Через три дня мне её вернули больные, отобрав у полуотщипнутого похитителя из седьмой палаты. Дольше он не смог её утаивать.

( … я его понимаю, в Советской Союзе не умели делать такие глянцевые мягкие обложки на книгах, а тут женщина в цвете, крупным планом, на фоне пятого отделения.

Кто бы удержался?.. )

Он ни капли её не помял, только на обратной стороне обложки лёгкими прикосновениями карандаша излил своё обожание.

Слегка напоминало набросок коры головного мозга. Или нежные клубы дыма.

А может формулы какого-то научного языка из запредельного будущего.

Только я с этим уже завязал.



Больные все очень разные, по кому-то сразу скажешь, что чокнутый – он и внешностью показывает сдвиг сознания; а по другому и не подумал бы.

Вобщем, всякие бывают.

Есть общительные, как тот брюнет толстяк, который на кушетке в холле начал мне исповедоваться, что кого-то там убил; всегда жизнерадостный такой, а тут вдруг посмурнел весь.

Может и врал – убийц во втором отделении держат, где медбратья вообще звери.


Есть лгуны – у него на руке татуировка «Коля»: а он всем доказывает, что его зовут Петя, ещё и обижается при этом.


Цыба поразил меня своей эрудицией – начал рассказывать про неудачные попытки Хемингуэя, пока не догадался, что пистолетом надёжнее.

А я до этого его за полностью того держал.


Один, с виду нормальный, до того деликатным оказался – очень расстраивался, когда услышит, что мы все всегда в дурдоме.

Пожизненно.

Что тут дурдом, что там дурдом.

– Не говорите так, это – психбольница.


А мужик, которого я долго считал немым, оказалсяся очень даже любознательным; просто он долго вопросы готовит.

Месяц потребовалось, чтобы он, отмолчавшись, подошёл ко мне с глазу на глаз и спросил за самое наболевшее:

– А твоя жена была целомудренной?

Во-первых, немым такие слова неизвестны, а во-вторых, я ей в уши не заглядывал, как говорил Рабентус.

А немой, как услыхал такое – плакать начал; сам снова молчит, а слёзы капают.

В целом – довольно смурной дурдом.


Ещё больные всё-всё знают; за четыре дня предупредили, что в пятницу меня позовут на комиссию, решать будут: выпустить меня, или лечить дальше.

На комиссии сидел главврач психушки, заведующая и медсестра.
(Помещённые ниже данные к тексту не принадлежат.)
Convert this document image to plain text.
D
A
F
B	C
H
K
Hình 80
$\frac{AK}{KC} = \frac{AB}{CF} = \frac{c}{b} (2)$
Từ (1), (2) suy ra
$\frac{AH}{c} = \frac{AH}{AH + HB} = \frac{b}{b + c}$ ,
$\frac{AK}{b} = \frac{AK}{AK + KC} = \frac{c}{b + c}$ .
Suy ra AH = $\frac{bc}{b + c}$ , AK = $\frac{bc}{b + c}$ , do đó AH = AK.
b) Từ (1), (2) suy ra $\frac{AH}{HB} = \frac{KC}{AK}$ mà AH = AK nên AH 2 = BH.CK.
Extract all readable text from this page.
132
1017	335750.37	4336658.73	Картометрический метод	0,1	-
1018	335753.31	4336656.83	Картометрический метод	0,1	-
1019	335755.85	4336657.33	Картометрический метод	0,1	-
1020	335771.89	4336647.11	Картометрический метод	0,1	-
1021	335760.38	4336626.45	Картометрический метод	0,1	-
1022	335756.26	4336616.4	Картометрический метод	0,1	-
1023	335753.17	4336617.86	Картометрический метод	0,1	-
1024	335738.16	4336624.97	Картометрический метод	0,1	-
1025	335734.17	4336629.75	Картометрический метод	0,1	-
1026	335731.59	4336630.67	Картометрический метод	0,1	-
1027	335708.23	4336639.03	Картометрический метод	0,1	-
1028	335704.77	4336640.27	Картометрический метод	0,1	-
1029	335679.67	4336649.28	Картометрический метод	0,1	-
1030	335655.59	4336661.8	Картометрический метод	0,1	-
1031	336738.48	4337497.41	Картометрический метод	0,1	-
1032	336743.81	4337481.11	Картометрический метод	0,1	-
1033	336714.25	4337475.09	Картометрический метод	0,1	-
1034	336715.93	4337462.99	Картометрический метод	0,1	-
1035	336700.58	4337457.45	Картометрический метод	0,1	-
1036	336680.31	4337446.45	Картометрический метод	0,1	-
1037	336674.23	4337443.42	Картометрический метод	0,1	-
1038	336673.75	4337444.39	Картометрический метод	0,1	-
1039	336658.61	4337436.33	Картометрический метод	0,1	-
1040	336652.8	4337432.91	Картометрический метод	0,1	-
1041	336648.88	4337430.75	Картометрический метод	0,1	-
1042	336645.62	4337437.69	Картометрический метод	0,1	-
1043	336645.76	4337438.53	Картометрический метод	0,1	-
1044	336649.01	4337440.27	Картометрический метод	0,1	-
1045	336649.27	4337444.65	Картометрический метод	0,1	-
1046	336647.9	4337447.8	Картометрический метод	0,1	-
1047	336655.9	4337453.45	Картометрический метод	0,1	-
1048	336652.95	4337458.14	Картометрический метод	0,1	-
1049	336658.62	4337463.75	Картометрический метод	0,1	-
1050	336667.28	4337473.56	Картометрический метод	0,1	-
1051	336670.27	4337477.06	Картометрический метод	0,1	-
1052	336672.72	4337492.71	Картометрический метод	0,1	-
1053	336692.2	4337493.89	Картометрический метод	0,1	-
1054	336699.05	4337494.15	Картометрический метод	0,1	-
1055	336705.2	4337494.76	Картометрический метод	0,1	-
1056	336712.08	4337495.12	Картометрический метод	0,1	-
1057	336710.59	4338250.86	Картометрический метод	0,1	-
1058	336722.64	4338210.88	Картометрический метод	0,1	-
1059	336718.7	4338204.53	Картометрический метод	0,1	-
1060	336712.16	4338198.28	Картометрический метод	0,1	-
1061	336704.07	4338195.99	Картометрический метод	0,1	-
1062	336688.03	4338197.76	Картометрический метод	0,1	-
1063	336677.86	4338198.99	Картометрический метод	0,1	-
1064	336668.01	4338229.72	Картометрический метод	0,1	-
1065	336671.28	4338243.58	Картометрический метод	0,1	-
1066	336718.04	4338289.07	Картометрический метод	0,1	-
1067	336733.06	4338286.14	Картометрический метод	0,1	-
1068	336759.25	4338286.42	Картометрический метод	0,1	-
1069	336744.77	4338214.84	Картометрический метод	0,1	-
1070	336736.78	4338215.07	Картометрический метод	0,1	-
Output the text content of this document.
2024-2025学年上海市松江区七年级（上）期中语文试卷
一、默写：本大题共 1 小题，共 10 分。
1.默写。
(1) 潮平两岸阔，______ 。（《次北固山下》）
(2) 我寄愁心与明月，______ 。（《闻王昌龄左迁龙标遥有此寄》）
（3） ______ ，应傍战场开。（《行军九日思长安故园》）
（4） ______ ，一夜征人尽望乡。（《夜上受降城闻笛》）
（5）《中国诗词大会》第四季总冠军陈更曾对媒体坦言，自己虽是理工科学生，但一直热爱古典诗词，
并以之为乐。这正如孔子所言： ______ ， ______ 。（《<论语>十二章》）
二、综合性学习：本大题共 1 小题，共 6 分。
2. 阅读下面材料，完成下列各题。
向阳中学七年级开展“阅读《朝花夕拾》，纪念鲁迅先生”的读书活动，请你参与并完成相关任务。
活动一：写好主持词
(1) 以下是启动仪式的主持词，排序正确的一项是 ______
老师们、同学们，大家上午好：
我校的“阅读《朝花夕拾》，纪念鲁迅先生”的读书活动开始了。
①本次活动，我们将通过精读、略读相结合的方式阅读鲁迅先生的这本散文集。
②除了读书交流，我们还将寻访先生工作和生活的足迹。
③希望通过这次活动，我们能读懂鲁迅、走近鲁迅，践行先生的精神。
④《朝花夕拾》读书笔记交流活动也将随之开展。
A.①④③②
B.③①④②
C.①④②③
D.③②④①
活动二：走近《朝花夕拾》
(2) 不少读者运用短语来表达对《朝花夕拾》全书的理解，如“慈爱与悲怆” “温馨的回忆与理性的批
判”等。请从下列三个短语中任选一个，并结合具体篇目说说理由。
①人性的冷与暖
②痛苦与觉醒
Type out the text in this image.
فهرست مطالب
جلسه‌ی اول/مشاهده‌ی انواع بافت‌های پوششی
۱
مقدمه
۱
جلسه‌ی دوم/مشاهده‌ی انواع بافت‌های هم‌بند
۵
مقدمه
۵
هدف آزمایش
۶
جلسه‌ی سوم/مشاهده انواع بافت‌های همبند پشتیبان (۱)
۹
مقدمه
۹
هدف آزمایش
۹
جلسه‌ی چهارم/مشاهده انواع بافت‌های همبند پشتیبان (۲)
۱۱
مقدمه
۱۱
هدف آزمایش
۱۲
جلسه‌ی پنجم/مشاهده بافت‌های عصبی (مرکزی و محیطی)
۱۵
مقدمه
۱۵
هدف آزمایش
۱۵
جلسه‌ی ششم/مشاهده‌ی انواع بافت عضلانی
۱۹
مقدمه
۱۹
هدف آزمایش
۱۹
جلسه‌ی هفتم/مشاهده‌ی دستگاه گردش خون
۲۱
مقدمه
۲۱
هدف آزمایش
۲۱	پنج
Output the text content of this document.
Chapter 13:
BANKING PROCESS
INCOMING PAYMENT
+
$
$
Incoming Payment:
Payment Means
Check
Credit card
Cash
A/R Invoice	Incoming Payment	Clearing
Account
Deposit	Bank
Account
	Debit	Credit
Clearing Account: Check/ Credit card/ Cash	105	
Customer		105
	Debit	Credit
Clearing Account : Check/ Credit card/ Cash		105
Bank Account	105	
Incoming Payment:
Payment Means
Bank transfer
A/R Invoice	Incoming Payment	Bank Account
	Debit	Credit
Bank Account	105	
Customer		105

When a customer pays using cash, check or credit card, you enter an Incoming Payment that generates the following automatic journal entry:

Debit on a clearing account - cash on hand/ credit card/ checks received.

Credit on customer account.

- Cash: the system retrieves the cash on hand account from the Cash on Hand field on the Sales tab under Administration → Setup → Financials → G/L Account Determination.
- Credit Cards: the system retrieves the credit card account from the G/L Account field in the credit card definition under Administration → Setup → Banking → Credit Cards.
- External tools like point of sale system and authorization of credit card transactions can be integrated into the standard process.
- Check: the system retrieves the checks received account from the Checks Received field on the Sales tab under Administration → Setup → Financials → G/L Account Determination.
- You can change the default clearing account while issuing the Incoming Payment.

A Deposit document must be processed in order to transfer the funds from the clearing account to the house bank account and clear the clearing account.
Я очень боялся сказать что-нибудь не так и торопливо со всеми во всём соглашался:

– Да-да, конечно, да.

Заведующая сказала, что меня будут готовить к выписке, но не выпустят пока родственники не заберут.


Как же я испугался, что в субботу никто не приедет!

Ведь уже была одна такая – ждал, да так и не дождался.

Целый вечер я насилу сдерживал себя, чтоб не расплакаться.

Буквально давил рыдание в горле – ещё неделю уколов я не выдержу.

И утром всё время хотелось плакать, пока в коридоре не крикнули, что ко мне посетители.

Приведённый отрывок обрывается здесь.